Now there were three of us scanning the crowded field, looking for a reporter without a bag. We couldn't find one. Schwarz began to back away. "You're in charge here," he said. I ignored his Alexander Haig tone and located the position of the nearest cop and started my calculations. The stadium had just opened, so the evacuation would probably not induce panic. The odds of that bag actually containing a bomb were astronomically small. On the other hand, if I were a terrorist, that's exactly what I'd do. Enact the horrible deed, then follow it with smaller-scale atrocities in public places, soon, and repeatedly. At a sporting event, for instance: replicate or steal a reporter's bag, fill it full of whatever, and leave it amid a sea of people to whom it would not look unusual.

Still, that phrase "astronomically small" argued for a few seconds' delay. "Anybody know whose bag this is?" I asked, in a normal voice. A few reporters nearby turned and looked disdainfully at me. Now I shouted it at about half my full volume. Still, no response. I looked at Haber. Haber looked at Schwarz. I looked at the cop. Then a man with sunglasses and a soul patch spoke up. "I think I saw who put that there." The rescuer was Rob Dibble, the former pitcher and sometime ESPN commentator. He named its owner as a West Coast sportscaster, whose name I will keep secret because he got all the punishment he needed when I found him at the other end of the dugout, chatting up some woman reporter, and I walked him through the definition of "unattended bag."

So, under the right circumstances -- and at the right time -- there's a little Eunice Stone in all of us, including me. The part I hope isn't in all of us is the unavoidable element of ethnic profiling. If those three students had been of almost any other origin, up to and including Cracker-baiting Northern yuppies, one suspects Eunice doesn't make that phone call -- or at least asks herself why the terrorists would be speaking a language she can understand.

Even in anti-terrorist vigilance, timing is everything. Sixty years ago, Eunice Stone would've been inclined to let the three Middle Eastern-looking guys pass, and been on the Shoney's patrol keeping an eye out for Asians. Somewhere in this country in the last week a bunch of Japanese guys sat down at a table at a chain diner and talked about whether they have "enough power" to "make it happen," and nobody batted an eyelash. They were ruminating about what appears to be a fait accompli: that Japan's top baseball player, Hideki "Godzilla" Matsui, will join the New York Yankees.

Matsui is a home run hitter who is flirting with his league's Triple Crown, and he's decided to try his luck on these shores next year. A good source of mine who foretold of Ichiro Suzuki's arrival here says "Godzilla" so much wants to play for the Yankees that he'll sign for less than he might get elsewhere.

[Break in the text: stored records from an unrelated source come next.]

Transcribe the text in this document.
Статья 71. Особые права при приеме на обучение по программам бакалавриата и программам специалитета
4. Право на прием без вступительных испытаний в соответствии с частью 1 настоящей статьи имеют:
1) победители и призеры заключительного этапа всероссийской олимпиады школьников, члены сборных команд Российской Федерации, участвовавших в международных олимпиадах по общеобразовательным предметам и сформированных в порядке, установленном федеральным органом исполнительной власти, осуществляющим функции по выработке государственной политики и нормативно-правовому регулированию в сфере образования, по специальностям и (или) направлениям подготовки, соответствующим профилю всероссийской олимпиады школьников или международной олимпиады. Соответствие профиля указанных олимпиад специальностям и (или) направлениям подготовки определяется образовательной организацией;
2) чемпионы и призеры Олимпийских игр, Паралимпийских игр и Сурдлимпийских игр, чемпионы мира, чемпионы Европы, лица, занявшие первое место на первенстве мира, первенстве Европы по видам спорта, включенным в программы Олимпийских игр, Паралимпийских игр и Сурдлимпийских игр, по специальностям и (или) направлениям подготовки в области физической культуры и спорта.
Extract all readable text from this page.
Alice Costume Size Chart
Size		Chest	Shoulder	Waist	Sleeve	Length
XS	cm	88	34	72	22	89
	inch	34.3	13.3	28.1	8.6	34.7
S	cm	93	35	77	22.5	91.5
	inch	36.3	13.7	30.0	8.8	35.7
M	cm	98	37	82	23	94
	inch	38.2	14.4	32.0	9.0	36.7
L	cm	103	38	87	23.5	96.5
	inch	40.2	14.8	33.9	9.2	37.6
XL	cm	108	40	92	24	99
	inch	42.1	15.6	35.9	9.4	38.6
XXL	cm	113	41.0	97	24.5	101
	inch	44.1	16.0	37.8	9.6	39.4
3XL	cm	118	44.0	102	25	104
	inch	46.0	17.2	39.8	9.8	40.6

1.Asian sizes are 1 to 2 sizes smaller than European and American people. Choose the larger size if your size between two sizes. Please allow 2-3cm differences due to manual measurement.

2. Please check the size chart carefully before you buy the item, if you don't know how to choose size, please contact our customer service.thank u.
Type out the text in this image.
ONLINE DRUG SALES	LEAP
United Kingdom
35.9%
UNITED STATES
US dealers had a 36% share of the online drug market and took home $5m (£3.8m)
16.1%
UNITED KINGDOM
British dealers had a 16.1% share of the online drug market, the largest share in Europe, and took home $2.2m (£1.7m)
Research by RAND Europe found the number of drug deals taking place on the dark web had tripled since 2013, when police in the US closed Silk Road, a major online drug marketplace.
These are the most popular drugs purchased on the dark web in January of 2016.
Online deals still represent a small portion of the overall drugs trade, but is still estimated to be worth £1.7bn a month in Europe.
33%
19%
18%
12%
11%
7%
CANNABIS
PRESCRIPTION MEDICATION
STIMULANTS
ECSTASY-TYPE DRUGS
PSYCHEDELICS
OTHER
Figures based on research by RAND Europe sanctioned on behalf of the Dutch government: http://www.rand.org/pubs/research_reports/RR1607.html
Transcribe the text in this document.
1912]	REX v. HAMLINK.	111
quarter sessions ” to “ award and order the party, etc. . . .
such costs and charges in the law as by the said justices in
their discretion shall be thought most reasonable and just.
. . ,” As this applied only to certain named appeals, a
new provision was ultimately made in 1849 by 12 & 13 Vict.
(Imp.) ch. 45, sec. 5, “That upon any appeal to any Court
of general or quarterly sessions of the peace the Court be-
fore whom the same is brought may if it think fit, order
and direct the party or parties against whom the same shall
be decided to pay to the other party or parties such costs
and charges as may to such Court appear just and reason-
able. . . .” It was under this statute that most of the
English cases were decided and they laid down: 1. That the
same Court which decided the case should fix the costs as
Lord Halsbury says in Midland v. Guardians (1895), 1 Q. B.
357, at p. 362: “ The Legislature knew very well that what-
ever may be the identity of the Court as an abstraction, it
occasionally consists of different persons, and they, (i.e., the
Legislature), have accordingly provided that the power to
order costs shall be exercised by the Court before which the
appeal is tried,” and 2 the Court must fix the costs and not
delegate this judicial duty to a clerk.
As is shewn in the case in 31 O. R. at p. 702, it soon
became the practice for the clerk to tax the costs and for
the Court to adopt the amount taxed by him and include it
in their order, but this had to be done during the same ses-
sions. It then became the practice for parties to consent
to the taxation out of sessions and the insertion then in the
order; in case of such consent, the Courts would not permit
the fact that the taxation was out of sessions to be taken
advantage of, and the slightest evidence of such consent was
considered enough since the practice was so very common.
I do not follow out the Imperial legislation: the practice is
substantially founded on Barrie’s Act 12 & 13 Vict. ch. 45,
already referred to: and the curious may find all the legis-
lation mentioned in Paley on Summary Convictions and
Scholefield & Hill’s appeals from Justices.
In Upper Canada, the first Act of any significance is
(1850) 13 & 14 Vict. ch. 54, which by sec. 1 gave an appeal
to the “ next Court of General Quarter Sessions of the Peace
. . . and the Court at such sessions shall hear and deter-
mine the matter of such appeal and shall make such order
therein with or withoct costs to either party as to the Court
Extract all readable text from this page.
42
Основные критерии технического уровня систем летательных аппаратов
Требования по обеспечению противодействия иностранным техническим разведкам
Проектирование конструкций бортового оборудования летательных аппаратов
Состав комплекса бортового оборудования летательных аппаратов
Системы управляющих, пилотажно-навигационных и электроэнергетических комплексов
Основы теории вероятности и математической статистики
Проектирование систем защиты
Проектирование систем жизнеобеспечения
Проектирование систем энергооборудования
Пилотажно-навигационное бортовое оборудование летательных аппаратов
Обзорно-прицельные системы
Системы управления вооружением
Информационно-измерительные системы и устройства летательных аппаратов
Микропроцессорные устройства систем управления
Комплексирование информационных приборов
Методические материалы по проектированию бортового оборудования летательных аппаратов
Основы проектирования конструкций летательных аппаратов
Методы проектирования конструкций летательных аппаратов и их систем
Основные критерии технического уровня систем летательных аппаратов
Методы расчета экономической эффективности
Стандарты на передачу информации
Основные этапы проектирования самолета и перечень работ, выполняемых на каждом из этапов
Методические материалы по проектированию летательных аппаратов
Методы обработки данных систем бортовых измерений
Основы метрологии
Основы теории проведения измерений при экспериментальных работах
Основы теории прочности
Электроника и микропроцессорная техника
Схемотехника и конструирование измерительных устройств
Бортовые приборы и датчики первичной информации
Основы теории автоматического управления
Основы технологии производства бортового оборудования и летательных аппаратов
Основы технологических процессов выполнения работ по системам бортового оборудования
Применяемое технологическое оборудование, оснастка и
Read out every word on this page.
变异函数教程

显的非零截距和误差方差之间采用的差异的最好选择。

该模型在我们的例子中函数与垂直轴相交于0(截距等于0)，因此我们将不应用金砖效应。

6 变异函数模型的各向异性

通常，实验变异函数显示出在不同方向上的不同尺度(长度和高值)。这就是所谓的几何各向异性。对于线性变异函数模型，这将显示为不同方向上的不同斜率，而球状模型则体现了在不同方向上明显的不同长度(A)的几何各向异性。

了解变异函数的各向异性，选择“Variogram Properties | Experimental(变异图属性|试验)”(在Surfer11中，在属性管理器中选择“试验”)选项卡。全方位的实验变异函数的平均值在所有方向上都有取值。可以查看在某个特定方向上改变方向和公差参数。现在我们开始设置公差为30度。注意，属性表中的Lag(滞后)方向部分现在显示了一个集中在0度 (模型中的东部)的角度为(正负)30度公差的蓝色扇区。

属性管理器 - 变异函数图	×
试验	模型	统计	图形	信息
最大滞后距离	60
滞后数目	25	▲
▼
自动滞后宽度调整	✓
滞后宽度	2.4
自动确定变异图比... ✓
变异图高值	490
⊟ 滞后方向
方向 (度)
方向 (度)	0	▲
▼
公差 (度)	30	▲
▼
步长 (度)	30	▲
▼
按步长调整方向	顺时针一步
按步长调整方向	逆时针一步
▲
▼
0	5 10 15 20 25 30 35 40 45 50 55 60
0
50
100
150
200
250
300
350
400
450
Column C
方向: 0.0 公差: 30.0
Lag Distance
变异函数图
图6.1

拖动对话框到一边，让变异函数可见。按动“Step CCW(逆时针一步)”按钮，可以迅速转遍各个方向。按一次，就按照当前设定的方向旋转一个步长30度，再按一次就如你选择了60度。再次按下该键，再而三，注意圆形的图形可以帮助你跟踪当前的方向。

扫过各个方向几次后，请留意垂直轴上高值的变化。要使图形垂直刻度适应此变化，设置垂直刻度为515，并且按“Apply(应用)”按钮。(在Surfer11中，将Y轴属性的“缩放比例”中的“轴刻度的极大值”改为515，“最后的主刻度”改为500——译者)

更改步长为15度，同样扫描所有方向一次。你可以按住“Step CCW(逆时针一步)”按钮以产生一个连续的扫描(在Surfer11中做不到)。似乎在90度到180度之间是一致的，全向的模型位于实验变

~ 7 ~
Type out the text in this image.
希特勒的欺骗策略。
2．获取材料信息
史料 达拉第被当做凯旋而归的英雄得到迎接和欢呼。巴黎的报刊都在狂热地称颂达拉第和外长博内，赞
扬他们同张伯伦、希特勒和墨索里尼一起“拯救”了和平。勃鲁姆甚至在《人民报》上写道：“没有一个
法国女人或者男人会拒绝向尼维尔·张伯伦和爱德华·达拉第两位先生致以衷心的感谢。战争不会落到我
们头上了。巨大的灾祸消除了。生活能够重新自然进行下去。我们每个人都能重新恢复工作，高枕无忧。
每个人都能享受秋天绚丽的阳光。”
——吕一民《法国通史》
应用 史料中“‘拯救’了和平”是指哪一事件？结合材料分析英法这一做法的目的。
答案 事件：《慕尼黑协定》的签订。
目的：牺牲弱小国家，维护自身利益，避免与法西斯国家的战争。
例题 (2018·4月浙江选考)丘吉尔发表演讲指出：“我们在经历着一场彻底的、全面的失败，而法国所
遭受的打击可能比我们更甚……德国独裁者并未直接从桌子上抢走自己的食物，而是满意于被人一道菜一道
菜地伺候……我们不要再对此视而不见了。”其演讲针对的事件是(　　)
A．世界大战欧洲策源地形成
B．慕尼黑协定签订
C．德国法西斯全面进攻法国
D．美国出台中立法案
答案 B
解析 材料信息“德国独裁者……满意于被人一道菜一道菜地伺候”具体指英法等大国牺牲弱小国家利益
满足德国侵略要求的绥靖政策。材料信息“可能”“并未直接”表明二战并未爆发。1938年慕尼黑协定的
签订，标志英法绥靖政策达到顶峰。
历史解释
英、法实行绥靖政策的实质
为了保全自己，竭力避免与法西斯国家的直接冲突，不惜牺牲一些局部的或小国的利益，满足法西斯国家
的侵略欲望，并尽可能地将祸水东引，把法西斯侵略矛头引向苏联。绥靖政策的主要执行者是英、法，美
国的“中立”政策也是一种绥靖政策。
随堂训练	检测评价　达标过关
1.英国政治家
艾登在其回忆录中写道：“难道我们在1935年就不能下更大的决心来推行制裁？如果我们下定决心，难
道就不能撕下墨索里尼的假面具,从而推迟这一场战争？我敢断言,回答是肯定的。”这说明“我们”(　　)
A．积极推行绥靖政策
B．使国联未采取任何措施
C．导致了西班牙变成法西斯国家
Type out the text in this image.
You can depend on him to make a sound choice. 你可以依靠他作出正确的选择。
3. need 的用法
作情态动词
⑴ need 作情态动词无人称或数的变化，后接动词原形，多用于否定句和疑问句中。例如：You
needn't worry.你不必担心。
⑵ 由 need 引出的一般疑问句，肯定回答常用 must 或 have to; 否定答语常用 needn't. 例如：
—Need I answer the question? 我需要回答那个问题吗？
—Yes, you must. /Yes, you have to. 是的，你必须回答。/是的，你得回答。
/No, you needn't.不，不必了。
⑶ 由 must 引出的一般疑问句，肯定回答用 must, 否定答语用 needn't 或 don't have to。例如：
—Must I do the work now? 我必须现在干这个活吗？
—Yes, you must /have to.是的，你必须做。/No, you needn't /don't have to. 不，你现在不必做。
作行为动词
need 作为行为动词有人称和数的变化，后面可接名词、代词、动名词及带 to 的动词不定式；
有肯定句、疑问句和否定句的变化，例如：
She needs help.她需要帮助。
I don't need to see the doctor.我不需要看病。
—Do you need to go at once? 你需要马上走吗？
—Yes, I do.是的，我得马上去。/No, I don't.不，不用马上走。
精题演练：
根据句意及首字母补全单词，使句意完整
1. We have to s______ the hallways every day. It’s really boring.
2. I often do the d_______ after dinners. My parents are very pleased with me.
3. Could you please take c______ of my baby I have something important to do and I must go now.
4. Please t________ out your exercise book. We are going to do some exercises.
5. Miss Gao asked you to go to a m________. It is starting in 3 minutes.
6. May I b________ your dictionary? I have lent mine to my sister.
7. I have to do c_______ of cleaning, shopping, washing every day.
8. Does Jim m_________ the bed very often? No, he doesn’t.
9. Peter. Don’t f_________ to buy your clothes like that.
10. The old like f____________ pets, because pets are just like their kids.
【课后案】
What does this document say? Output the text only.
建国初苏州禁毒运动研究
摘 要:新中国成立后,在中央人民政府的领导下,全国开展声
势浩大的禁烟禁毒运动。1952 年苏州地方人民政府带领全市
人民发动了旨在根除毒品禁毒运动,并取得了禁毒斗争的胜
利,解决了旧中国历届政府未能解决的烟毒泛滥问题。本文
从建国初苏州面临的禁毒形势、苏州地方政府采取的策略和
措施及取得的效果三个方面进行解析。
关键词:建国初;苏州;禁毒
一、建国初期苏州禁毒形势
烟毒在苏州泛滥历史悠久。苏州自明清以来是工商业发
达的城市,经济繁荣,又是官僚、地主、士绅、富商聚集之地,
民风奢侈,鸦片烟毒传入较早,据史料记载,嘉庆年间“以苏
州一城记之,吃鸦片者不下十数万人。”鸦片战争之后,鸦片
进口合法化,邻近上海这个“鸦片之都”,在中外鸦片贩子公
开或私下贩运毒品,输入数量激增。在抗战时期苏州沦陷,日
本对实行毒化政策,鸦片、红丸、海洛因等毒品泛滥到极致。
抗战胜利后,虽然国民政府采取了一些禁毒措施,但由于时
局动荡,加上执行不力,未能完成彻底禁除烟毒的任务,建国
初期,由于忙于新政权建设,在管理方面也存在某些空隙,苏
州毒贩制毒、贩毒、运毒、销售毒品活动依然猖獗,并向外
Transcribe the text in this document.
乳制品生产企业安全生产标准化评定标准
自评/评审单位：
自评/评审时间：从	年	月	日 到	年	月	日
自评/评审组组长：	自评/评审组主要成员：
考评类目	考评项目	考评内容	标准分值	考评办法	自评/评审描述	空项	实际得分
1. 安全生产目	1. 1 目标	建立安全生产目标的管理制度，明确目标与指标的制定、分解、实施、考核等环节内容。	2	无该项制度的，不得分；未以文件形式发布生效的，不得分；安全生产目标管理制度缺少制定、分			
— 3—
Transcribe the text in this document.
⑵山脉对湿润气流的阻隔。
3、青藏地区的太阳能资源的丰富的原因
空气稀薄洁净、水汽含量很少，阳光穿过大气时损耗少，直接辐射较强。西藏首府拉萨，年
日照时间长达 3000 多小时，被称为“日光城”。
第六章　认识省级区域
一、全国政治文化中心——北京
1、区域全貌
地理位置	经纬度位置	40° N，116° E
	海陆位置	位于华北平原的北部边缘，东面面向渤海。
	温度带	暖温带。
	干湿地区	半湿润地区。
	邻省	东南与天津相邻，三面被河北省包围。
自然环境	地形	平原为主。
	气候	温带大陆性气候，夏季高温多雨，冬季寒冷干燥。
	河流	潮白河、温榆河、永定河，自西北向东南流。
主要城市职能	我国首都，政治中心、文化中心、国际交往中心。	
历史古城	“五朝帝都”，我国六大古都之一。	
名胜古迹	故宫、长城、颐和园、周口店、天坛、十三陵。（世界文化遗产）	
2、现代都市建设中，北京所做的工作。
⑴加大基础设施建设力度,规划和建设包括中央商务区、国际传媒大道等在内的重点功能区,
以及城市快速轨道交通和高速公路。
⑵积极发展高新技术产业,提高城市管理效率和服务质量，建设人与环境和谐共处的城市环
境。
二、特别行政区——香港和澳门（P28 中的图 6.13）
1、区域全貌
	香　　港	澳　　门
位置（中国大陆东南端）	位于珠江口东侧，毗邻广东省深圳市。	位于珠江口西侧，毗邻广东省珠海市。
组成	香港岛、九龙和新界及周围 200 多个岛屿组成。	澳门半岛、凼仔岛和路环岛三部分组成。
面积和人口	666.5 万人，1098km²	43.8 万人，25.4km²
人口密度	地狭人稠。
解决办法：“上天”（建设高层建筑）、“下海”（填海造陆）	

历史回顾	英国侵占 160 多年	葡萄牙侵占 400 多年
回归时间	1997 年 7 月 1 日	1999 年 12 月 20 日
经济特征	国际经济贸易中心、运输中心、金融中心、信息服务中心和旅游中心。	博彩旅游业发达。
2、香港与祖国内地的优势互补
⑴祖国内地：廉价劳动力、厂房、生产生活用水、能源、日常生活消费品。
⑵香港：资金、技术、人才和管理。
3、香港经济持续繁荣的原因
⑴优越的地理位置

The group of Japanese men who were talking about that development were reporters on assignment here from the Yomiuri Shimbun, the newspaper that owns Matsui's current team, the Tokyo Giants. I met them at Yankee Stadium the other night, and they spoke both Japanese and English, the latter with no evident accent. They were asking if Matsui will have "enough power" to succeed in the United States, and if under the new labor-management deal, the Yankees will still have enough spendable money to "make it happen."

You haven't heard about any of this, yet. That's partly because Eunice Stone wasn't sitting at the next table, and partly because we long ago stopped thinking every Japanese was evil enough to fly a plane into an American target -- or was dumb enough to hash it out in English.

By Keith Olbermann

Salon columnist Keith Olbermann hosts the ABC Radio Network's "Speaking of Sports ... Speaking of Everything."